Do you see what Chesterton and I are getting at? If we are to be really honest about oppression, we must admit that it follows mankind like a shadow—because we ourselves cast it. We have to embrace the real solidarity of the human race: The paradoxically mixed good and evil of human nature. We are all half perpetrator and half victim. None of us is fit to rule. It’s not the USA, or THOSE RICH GUYS, it’s ALL OF US. By itself this would lead to a useless despair—“We’ll never get free!” or as Chuck said, “Might as well be the US because someone else will oppress us if they don’t.”

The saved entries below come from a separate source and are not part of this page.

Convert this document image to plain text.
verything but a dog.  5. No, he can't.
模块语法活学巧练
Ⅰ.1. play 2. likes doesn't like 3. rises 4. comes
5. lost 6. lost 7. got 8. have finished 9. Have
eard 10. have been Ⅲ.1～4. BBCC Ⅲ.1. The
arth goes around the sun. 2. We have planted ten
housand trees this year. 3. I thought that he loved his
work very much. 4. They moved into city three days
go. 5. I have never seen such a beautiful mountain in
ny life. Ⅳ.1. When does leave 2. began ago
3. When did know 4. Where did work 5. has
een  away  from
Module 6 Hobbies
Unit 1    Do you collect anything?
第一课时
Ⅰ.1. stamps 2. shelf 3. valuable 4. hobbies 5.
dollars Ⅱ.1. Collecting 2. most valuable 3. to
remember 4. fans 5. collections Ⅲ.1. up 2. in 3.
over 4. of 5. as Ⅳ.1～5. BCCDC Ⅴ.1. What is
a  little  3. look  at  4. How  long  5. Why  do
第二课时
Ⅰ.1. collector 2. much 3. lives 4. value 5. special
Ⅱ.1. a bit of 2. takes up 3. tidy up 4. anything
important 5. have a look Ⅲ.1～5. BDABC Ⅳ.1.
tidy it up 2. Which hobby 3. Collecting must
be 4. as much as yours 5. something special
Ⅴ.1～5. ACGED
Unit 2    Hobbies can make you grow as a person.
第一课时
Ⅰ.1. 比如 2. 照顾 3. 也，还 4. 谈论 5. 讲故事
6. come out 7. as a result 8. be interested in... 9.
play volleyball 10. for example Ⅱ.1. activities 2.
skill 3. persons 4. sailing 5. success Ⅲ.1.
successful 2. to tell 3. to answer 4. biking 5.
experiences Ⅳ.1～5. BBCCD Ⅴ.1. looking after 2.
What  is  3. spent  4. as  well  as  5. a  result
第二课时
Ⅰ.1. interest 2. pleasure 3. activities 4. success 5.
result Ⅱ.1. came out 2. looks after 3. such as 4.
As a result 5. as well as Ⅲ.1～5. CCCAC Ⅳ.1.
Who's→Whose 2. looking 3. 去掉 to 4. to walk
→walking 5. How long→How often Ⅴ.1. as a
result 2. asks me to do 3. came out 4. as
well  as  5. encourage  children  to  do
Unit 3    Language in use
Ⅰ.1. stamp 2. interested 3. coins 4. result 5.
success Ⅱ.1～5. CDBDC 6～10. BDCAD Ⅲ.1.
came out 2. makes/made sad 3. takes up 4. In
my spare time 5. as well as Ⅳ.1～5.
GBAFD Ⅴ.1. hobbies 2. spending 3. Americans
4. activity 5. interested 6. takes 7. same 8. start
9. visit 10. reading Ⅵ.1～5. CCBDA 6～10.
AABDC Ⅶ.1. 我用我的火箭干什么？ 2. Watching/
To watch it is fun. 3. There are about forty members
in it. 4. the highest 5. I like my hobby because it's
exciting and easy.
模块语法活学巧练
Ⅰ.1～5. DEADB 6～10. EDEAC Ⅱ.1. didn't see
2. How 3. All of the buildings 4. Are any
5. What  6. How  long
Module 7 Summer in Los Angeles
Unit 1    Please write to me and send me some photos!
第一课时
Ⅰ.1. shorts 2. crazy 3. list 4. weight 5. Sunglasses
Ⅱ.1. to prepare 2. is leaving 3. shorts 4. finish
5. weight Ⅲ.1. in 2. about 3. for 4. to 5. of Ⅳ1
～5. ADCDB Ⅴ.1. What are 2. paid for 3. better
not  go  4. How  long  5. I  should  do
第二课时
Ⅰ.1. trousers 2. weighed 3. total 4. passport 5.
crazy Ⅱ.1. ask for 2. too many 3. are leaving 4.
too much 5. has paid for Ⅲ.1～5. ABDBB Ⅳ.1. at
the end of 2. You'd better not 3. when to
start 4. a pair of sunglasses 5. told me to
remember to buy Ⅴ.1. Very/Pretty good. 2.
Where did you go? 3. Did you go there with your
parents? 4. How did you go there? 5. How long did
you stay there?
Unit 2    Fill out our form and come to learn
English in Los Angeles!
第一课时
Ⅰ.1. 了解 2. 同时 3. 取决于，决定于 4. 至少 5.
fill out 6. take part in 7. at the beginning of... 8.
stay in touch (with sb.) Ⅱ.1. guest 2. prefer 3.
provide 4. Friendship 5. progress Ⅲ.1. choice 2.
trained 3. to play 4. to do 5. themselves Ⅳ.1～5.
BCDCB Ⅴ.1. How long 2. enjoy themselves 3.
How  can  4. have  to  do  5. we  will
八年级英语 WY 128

But Christianity does not leave us there. It does not write off the problem, or tune it out, it amplifies it—“oppression is ubiquitous”—but then it introduces a hope into the equation which is bigger than any country or league of countries. It gives us a remedy for human nature, and a trustworthy king, trustworthy because he is not merely human. And it allows us to relocate our hope from earthly kingdoms to the kingdom of God. It promises that justice will be served and all the powerful oppressors humbled one day. And it gives us the courage to fight to bring that kingdom, full of social justice and peace, to reality on the earth even now. Christianity ushers in the liberation of the human soul from his own bonds of oppression of himself and others. This ultimate liberation—the kind you are looking for—is only found in the rule of the rightful king. I know you don’t believe the Bible but permit me to quote a poetic vision from Psalm 99 about as I close:
The strength of the King loves justice;
You have established equity;
You have executed justice and righteousness in Jacob.
I hope that this has made some sense—it’s big stuff for me too, strong in my head but hard to catch and stuff into words. I’m eager to hear your thoughts and replies and I promise I will read anything even as long as this was J.